Der BF sei zu einer Freiheitsstrafe von lediglich 18 Monaten verurteilt worden. Da der Strafrahmen für die genannten Delikte bis zu fünf Jahren betrage, sei das konkret verhängte Strafmaß deutlich im unteren Bereich angesiedelt. Dies bedeute, dass sich Milderungsgründe zugunsten des BF auf die Strafhöhe ausgewirkt hätten und dies auch bei der Bemessung des Aufenthaltsverbotes berücksichtigt hätte werden müssen. Der BF bereue die von ihm begangenen Taten sehr und wolle nach seiner Haftentlassung ein neues, straffreies Leben führen. Mangels gegenteiliger Anhaltspunkte sei von einer für den BF günstigen spezialpräventiven Zukunftsprognose auszugehen. Die belangte Behörde hätte die Milderungs- und Erschwernisgründe der Strafbemessung berücksichtigen müssen. Auch sei keine Gefährlichkeitsprognose erstellt worden. Die Dauer des Aufenthaltsverbots von sechs Jahren sei von der belangten Behörde nicht näher begründet und jedenfalls zu hoch bemessen worden. Darüber hinaus habe die belangte Behörde das Privatleben des BF in Österreich unberücksichtigt gelassen. Der BF sei in Deutschland aufgewachsen und beherrsche die deutsche Sprache wie seine Muttersprache. Die belangte Behörde habe jedoch fälschlicherweise festgestellt, dass der BF mangelnde Deutschkenntnisse habe und begründe die Unglaubwürdigkeit des "minderjährigen" (=aus der Beschwerde übernommen) BF in erster Linie mit modulhaften Textbausteinen, ohne auf den individuellen Fall einzugehen.
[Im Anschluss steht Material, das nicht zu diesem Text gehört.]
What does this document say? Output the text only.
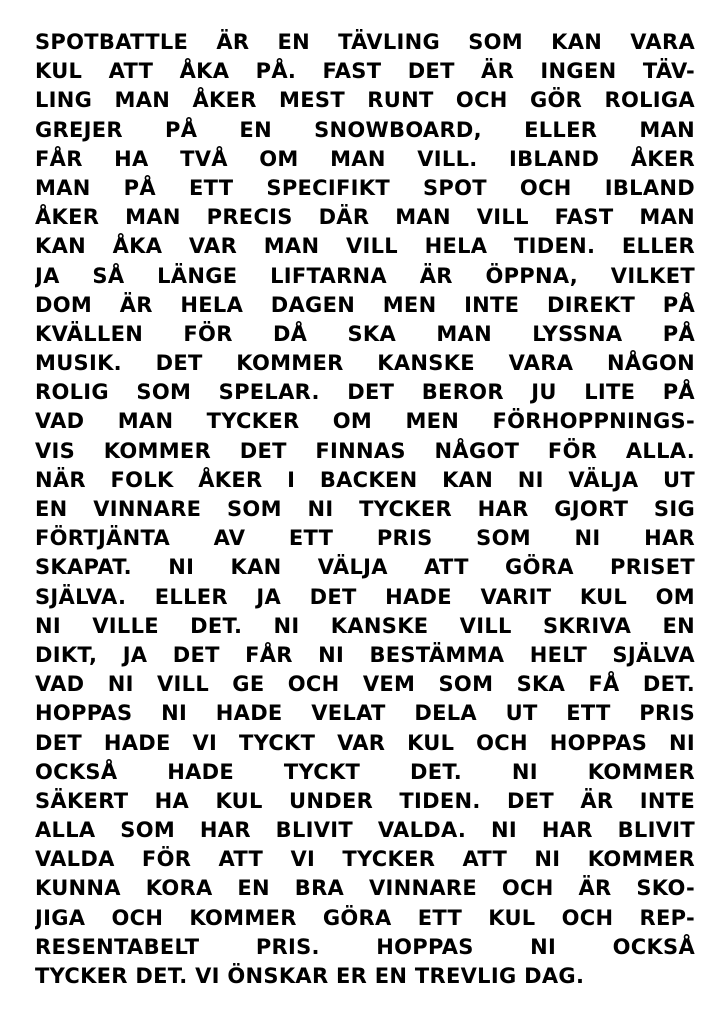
SPOTBATTLE ÄR EN TÄVLING SOM KAN VARA
KUL ATT ÅKA PÅ. FAST DET ÄR INGEN TÄV-
LING MAN ÅKER MEST RUNT OCH GÖR ROLIGA
GREJER PÅ EN SNOWBOARD, ELLER MAN
FÅR HA TVÅ OM MAN VILL. IBLAND ÅKER
MAN PÅ ETT SPECIFIKT SPOT OCH IBLAND
ÅKER MAN PRECIS DÄR MAN VILL FAST MAN
KAN ÅKA VAR MAN VILL HELA TIDEN. ELLER
JA SÅ LÄNGE LIFTARNA ÄR ÖPPNA, VILKET
DOM ÄR HELA DAGEN MEN INTE DIREKT PÅ
KVÄLLEN FÖR DÅ SKA MAN LYSSNA PÅ
MUSIK. DET KOMMER KANSKE VARA NÅGON
ROLIG SOM SPELAR. DET BEROR JU LITE PÅ
VAD MAN TYCKER OM MEN FÖRHOPPNINGS-
VIS KOMMER DET FINNAS NÅGOT FÖR ALLA.
NÄR FOLK ÅKER I BACKEN KAN NI VÄLJA UT
EN VINNARE SOM NI TYCKER HAR GJORT SIG
FÖRTJÄNTA AV ETT PRIS SOM NI HAR
SKAPAT. NI KAN VÄLJA ATT GÖRA PRISET
SJÄLVA. ELLER JA DET HADE VARIT KUL OM
NI VILLE DET. NI KANSKE VILL SKRIVA EN
DIKT, JA DET FÅR NI BESTÄMMA HELT SJÄLVA
VAD NI VILL GE OCH VEM SOM SKA FÅ DET.
HOPPAS NI HADE VELAT DELA UT ETT PRIS
DET HADE VI TYCKT VAR KUL OCH HOPPAS NI
OCKSÅ HADE TYCKT DET. NI KOMMER
SÄKERT HA KUL UNDER TIDEN. DET ÄR INTE
ALLA SOM HAR BLIVIT VALDA. NI HAR BLIVIT
VALDA FÖR ATT VI TYCKER ATT NI KOMMER
KUNNA KORA EN BRA VINNARE OCH ÄR SKO-
JIGA OCH KOMMER GÖRA ETT KUL OCH REP-
RESENTABELT PRIS. HOPPAS NI OCKSÅ
TYCKER DET. VI ÖNSKAR ER EN TREVLIG DAG.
Zur Aberkennung der aufschiebenden Wirkung der Beschwerde wurde vorgebracht, dass die sofortige Durchsetzbarkeit des Aufenthaltsverbotes keinesfalls erforderlich sei, zumal der BF in Zukunft keine Straftaten mehr begehen wolle und er seine Tat bereue. Daher werde der BF in Zukunft keine Gefahr für die öffentliche Ordnung oder Sicherheit darstellen.
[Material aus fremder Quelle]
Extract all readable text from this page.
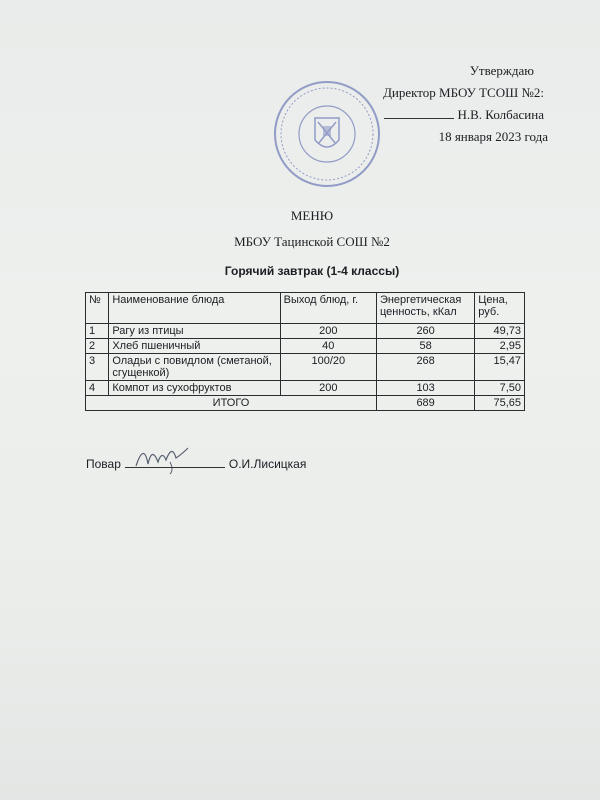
Утверждаю
Директор МБОУ ТСОШ №2:
Н.В. Колбасина
18 января 2023 года
МЕНЮ
МБОУ Тацинской СОШ №2
Горячий завтрак (1-4 классы)
№	Наименование блюда	Выход блюд, г.	Энергетическая ценность, кКал	Цена, руб.
1	Рагу из птицы	200	260	49,73
2	Хлеб пшеничный	40	58	2,95
3	Оладьи с повидлом (сметаной, сгущенкой)	100/20	268	15,47
4	Компот из сухофруктов	200	103	7,50
ИТОГО			689	75,65
Повар	О.И.Лисицкая
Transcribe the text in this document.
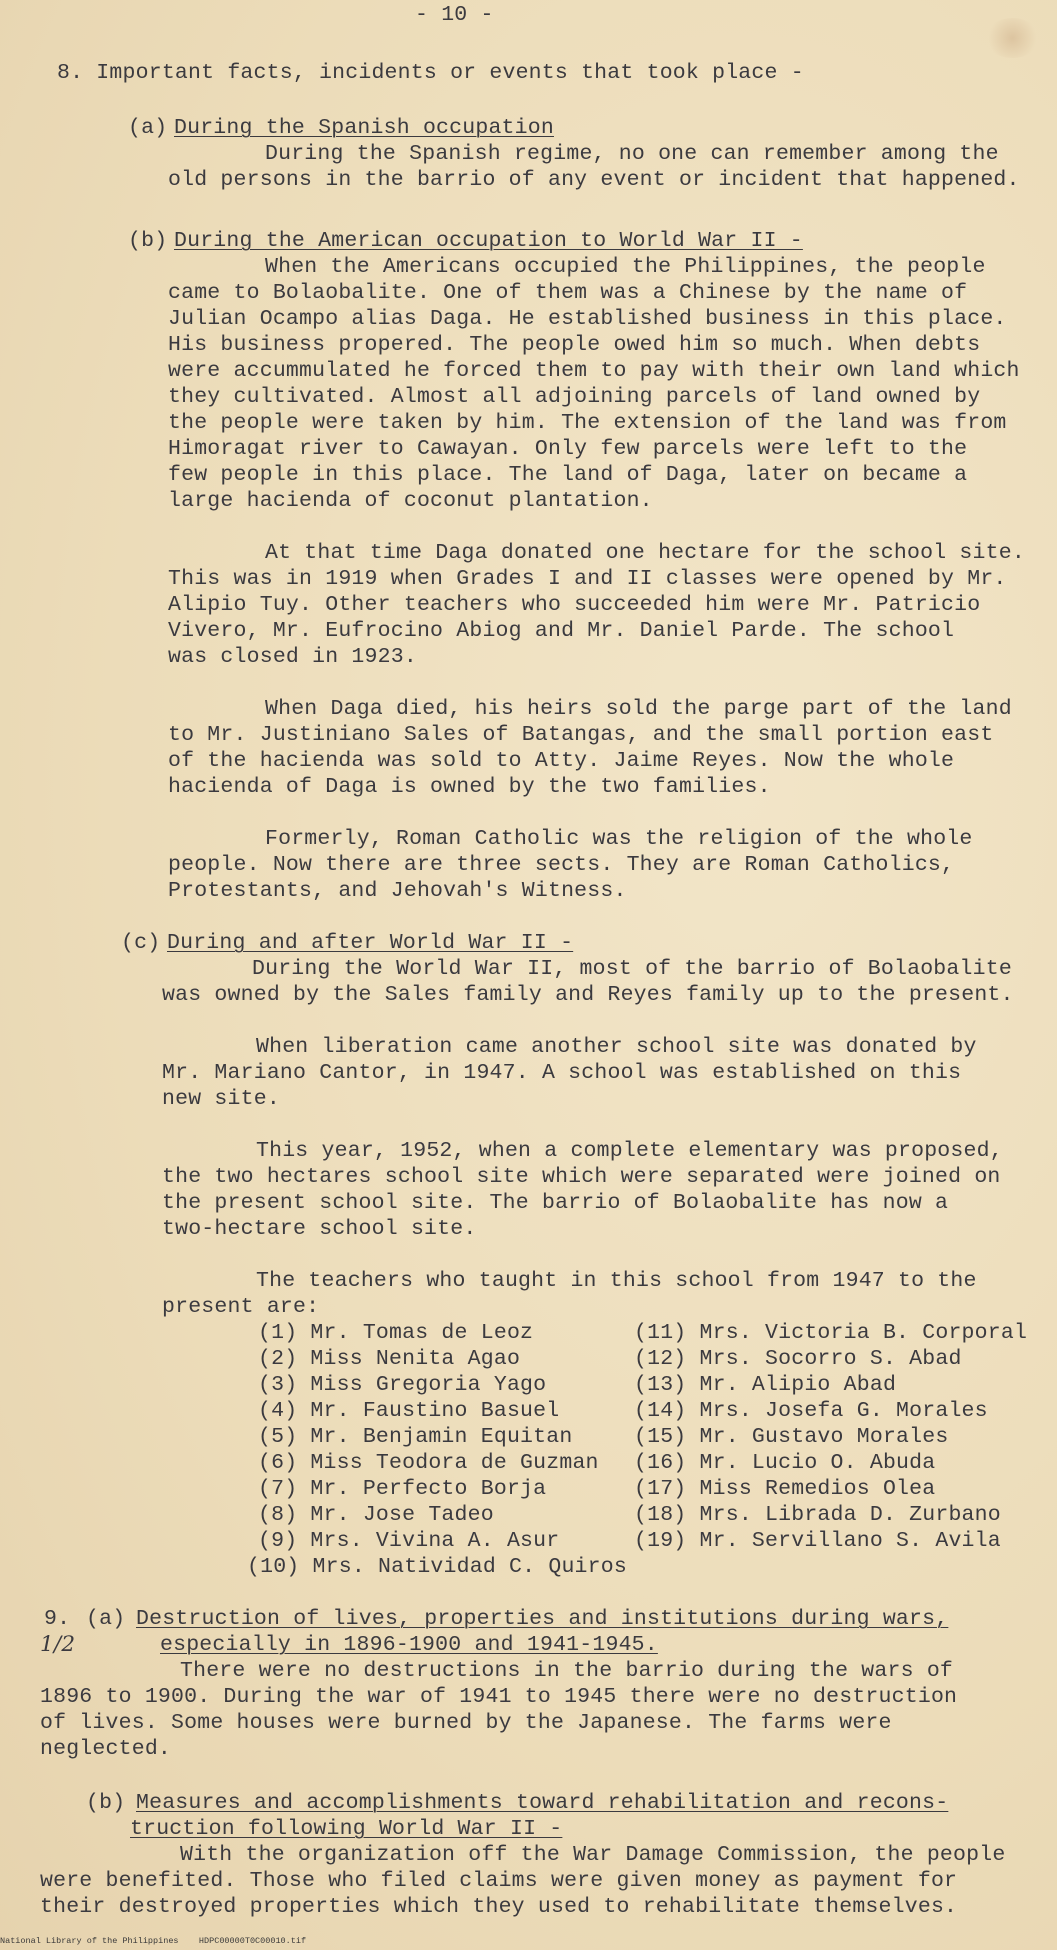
- 10 -
8. Important facts, incidents or events that took place -
(a) During the Spanish occupation
During the Spanish regime, no one can remember among the
old persons in the barrio of any event or incident that happened.
(b) During the American occupation to World War II -
When the Americans occupied the Philippines, the people
came to Bolaobalite. One of them was a Chinese by the name of
Julian Ocampo alias Daga. He established business in this place.
His business propered. The people owed him so much. When debts
were accummulated he forced them to pay with their own land which
they cultivated. Almost all adjoining parcels of land owned by
the people were taken by him. The extension of the land was from
Himoragat river to Cawayan. Only few parcels were left to the
few people in this place. The land of Daga, later on became a
large hacienda of coconut plantation.
At that time Daga donated one hectare for the school site.
This was in 1919 when Grades I and II classes were opened by Mr.
Alipio Tuy. Other teachers who succeeded him were Mr. Patricio
Vivero, Mr. Eufrocino Abiog and Mr. Daniel Parde. The school
was closed in 1923.
When Daga died, his heirs sold the parge part of the land
to Mr. Justiniano Sales of Batangas, and the small portion east
of the hacienda was sold to Atty. Jaime Reyes. Now the whole
hacienda of Daga is owned by the two families.
Formerly, Roman Catholic was the religion of the whole
people. Now there are three sects. They are Roman Catholics,
Protestants, and Jehovah's Witness.
(c) During and after World War II -
During the World War II, most of the barrio of Bolaobalite
was owned by the Sales family and Reyes family up to the present.
When liberation came another school site was donated by
Mr. Mariano Cantor, in 1947. A school was established on this
new site.
This year, 1952, when a complete elementary was proposed,
the two hectares school site which were separated were joined on
the present school site. The barrio of Bolaobalite has now a
two-hectare school site.
The teachers who taught in this school from 1947 to the
present are:
(1) Mr. Tomas de Leoz
(2) Miss Nenita Agao
(3) Miss Gregoria Yago
(4) Mr. Faustino Basuel
(5) Mr. Benjamin Equitan
(6) Miss Teodora de Guzman
(7) Mr. Perfecto Borja
(8) Mr. Jose Tadeo
(9) Mrs. Vivina A. Asur
(10) Mrs. Natividad C. Quiros
(11) Mrs. Victoria B. Corporal
(12) Mrs. Socorro S. Abad
(13) Mr. Alipio Abad
(14) Mrs. Josefa G. Morales
(15) Mr. Gustavo Morales
(16) Mr. Lucio O. Abuda
(17) Miss Remedios Olea
(18) Mrs. Librada D. Zurbano
(19) Mr. Servillano S. Avila
9. (a) Destruction of lives, properties and institutions during wars,
1/2	especially in 1896-1900 and 1941-1945.
There were no destructions in the barrio during the wars of
1896 to 1900. During the war of 1941 to 1945 there were no destruction
of lives. Some houses were burned by the Japanese. The farms were
neglected.
(b) Measures and accomplishments toward rehabilitation and recons-
truction following World War II -
With the organization off the War Damage Commission, the people
were benefited. Those who filed claims were given money as payment for
their destroyed properties which they used to rehabilitate themselves.
National Library of the Philippines    HDPC00000T0C00010.tif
4. Die gegenständliche Beschwerde und die Bezug habenden Verwaltungsakten wurden dem Bundesverwaltungsgericht am 27.10.2017 von der belangten Behörde vorgelegt.
5. Mit Schreiben vom 10.04.2019 teilte der BF mit, dass er auf die Teilnahme an der anberaumten mündlichen Verhandlung ("Anhörung") verzichte und ihn sein Rechtsanwalt, Nicolas STIEGER vertreten werde.
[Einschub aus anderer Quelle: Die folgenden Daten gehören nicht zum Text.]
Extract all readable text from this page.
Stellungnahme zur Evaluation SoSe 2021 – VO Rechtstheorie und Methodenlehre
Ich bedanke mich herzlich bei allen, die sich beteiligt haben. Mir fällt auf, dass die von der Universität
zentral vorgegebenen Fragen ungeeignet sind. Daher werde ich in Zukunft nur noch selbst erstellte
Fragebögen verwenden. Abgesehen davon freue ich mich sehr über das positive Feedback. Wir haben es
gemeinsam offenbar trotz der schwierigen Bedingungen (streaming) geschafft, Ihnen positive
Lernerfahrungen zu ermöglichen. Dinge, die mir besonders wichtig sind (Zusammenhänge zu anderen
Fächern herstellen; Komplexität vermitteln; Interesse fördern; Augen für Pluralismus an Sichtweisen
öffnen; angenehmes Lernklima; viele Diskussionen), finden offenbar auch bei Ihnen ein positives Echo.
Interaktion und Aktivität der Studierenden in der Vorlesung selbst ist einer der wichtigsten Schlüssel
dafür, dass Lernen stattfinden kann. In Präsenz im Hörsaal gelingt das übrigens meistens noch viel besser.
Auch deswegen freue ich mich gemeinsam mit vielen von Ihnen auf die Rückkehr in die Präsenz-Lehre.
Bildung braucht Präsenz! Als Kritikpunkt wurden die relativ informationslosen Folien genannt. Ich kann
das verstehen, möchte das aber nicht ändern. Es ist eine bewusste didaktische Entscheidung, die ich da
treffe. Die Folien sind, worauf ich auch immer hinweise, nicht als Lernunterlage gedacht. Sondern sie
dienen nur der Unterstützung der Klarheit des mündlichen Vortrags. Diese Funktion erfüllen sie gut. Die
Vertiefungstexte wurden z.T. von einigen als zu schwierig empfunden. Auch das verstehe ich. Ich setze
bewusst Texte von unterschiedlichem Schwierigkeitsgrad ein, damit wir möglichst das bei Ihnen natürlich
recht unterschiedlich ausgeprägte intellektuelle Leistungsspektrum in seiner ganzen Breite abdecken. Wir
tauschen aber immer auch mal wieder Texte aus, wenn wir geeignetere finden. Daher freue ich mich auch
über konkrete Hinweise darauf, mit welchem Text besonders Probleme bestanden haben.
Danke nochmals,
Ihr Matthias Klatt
6. Das Bundesverwaltungsgericht führte in der gegenständlichen Rechtssache am 12.06.2019 eine öffentliche mündliche Verhandlung durch, an welcher die rechtsfreundliche Vertretung des BF (im Form seines Substituts) teilnahm. Ein Vertreter der belangten Behörde sowie der BF selbst nahmen an der Verhandlung nicht teil. Nach Schluss der mündlichen Verhandlung wurde das gegenständliche Erkenntnis verkündet
7. Mit Schriftsatz vom 19.06.2019 beantragte die rechtsfreundliche Vertretung des BF die schriftliche Ausfertigung des mündlich verkündeten Erkenntnisses.
II. Das Bundesverwaltungsgericht hat erwogen:
1. Feststellungen:
Der BF wurde am XXXXXXXX in Deutschland geboren, ist deutscher Staatsangehöriger und spricht Deutsch.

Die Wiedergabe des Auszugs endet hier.